CONTANCT FOR REAGENTS

Further information and requests for resources and reagents should be directed to and will be fulfilled by, the Lead Contact, Hai-Hui Xue (hai-hui-xue@uiowa.edu). Gene-targeted mouse strains generated in the Xue lab can be distributed upon establishing proper material transfer agreements.

EXPERIMENTAL MODEL AND SUBJECT DETAILS

Mice

Non-obese diabetic (NOD)/SCID/IL2Rγnull (NSG), B6.SJL, Vav-Cre, and β-catenin (gene name Ctnnb1)-floxed mice were from the Jackson Laboratories. Vav-Cre transgene was used to ablate floxed genes in all hematopoietic cells including HSPCs. Tcf1 germline-targeted mice (Tcf7−/−) were from Hans Clevers (Hubrecht Institute, the Netherland) (Verbeek et al., 1995), and Lef1 conditionally targeted (Lef1FL/FL) mice were previously described (Yu et al., 2012b).
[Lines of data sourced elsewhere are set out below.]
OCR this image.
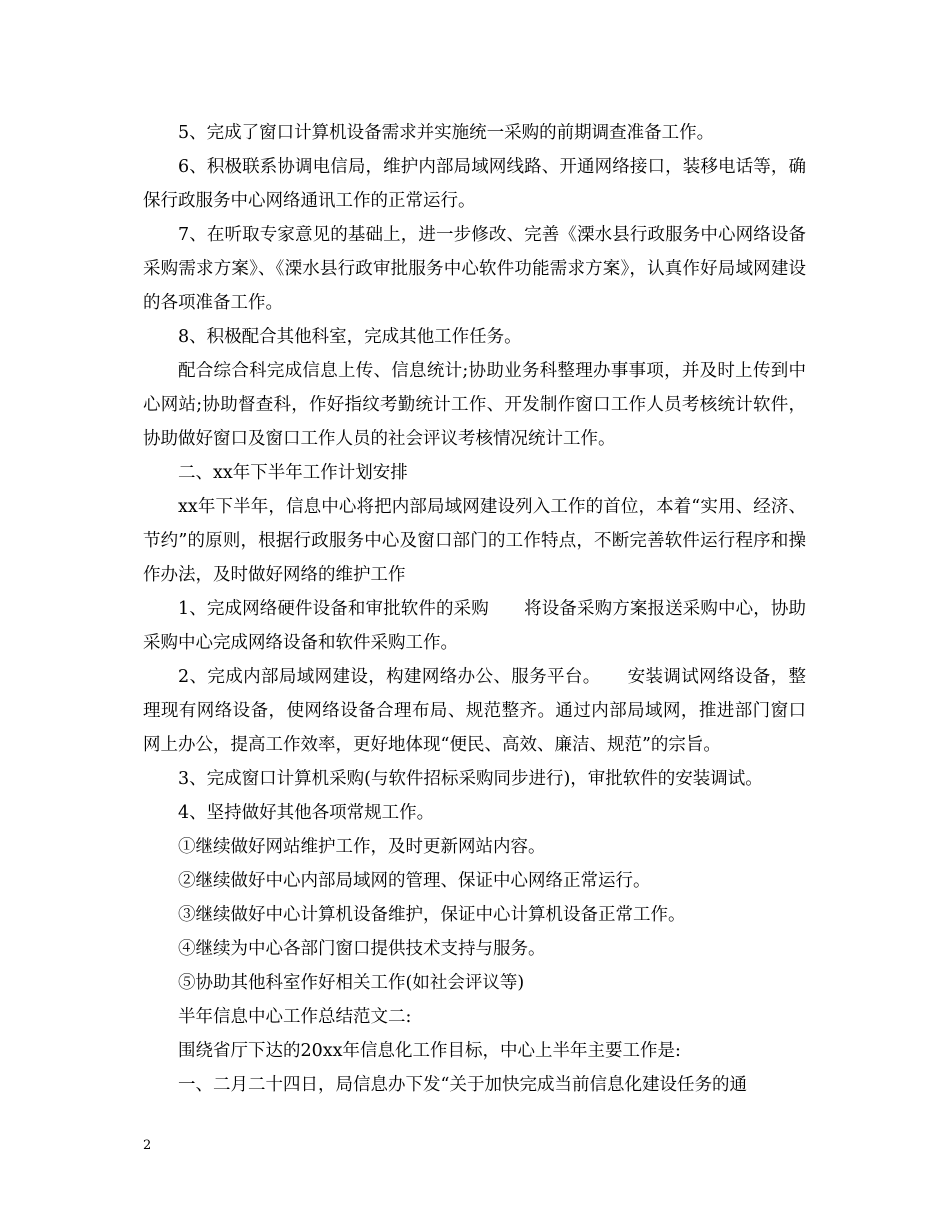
5、完成了窗口计算机设备需求并实施统一采购的前期调查准备工作。

6、积极联系协调电信局，维护内部局域网线路、开通网络接口，装移电话等，确保行政服务中心网络通讯工作的正常运行。

7、在听取专家意见的基础上，进一步修改、完善《溧水县行政服务中心网络设备采购需求方案》、《溧水县行政审批服务中心软件功能需求方案》，认真作好局域网建设的各项准备工作。

8、积极配合其他科室，完成其他工作任务。

配合综合科完成信息上传、信息统计;协助业务科整理办事事项，并及时上传到中心网站;协助督查科，作好指纹考勤统计工作、开发制作窗口工作人员考核统计软件，协助做好窗口及窗口工作人员的社会评议考核情况统计工作。

二、xx年下半年工作计划安排

xx年下半年，信息中心将把内部局域网建设列入工作的首位，本着“实用、经济、节约”的原则，根据行政服务中心及窗口部门的工作特点，不断完善软件运行程序和操作办法，及时做好网络的维护工作

1、完成网络硬件设备和审批软件的采购　　将设备采购方案报送采购中心，协助采购中心完成网络设备和软件采购工作。

2、完成内部局域网建设，构建网络办公、服务平台。　　安装调试网络设备，整理现有网络设备，使网络设备合理布局、规范整齐。通过内部局域网，推进部门窗口网上办公，提高工作效率，更好地体现“便民、高效、廉洁、规范”的宗旨。

3、完成窗口计算机采购(与软件招标采购同步进行)，审批软件的安装调试。

4、坚持做好其他各项常规工作。

①继续做好网站维护工作，及时更新网站内容。

②继续做好中心内部局域网的管理、保证中心网络正常运行。

③继续做好中心计算机设备维护，保证中心计算机设备正常工作。

④继续为中心各部门窗口提供技术支持与服务。

⑤协助其他科室作好相关工作(如社会评议等)

半年信息中心工作总结范文二:

围绕省厅下达的20xx年信息化工作目标，中心上半年主要工作是:

一、二月二十四日，局信息办下发“关于加快完成当前信息化建设任务的通

2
Vav-Cre mice were crossed to Tcf7−/− and Lef1FL/FL strains to obtain Vav-Cre+Tcf7−/−Lef1FL/FL (called Tcf7−/−Lef1−/−) mice, which were used for HSPC and LSC transcriptomic analysis. EP4 (gene name Ptger4)-floxed mice were from Matthew D. Breyer (Schneider et al., 2004). Vav-Cre+EP4FL/FL (called EP4−/−) and Vav-Cre+β-cateninFL/FL (called βCat−/−) were used to determine the receptor and signaling pathway(s) utilized by PGE1. Both male and female mice were used between 6–12 weeks of age for all experiments. All mouse experiments were performed under protocols approved by the Institutional Animal Use and Care Committee of the University of Iowa.

Human samples

Peripheral blood samples from CML patients were obtained from the University of Iowa Lymphoid and Myeloid Tissue Repository of the Lymphoma Molecular Epidemiological Resource (IRB No. 200002042), and facilitated by the University of Iowa Tissue Procurement Core. The specimens were obtained after written informed consent and were de-identified. The protocol was approved by the University of Iowa Institutional Review Board. Patient characteristics are listed in Table S1.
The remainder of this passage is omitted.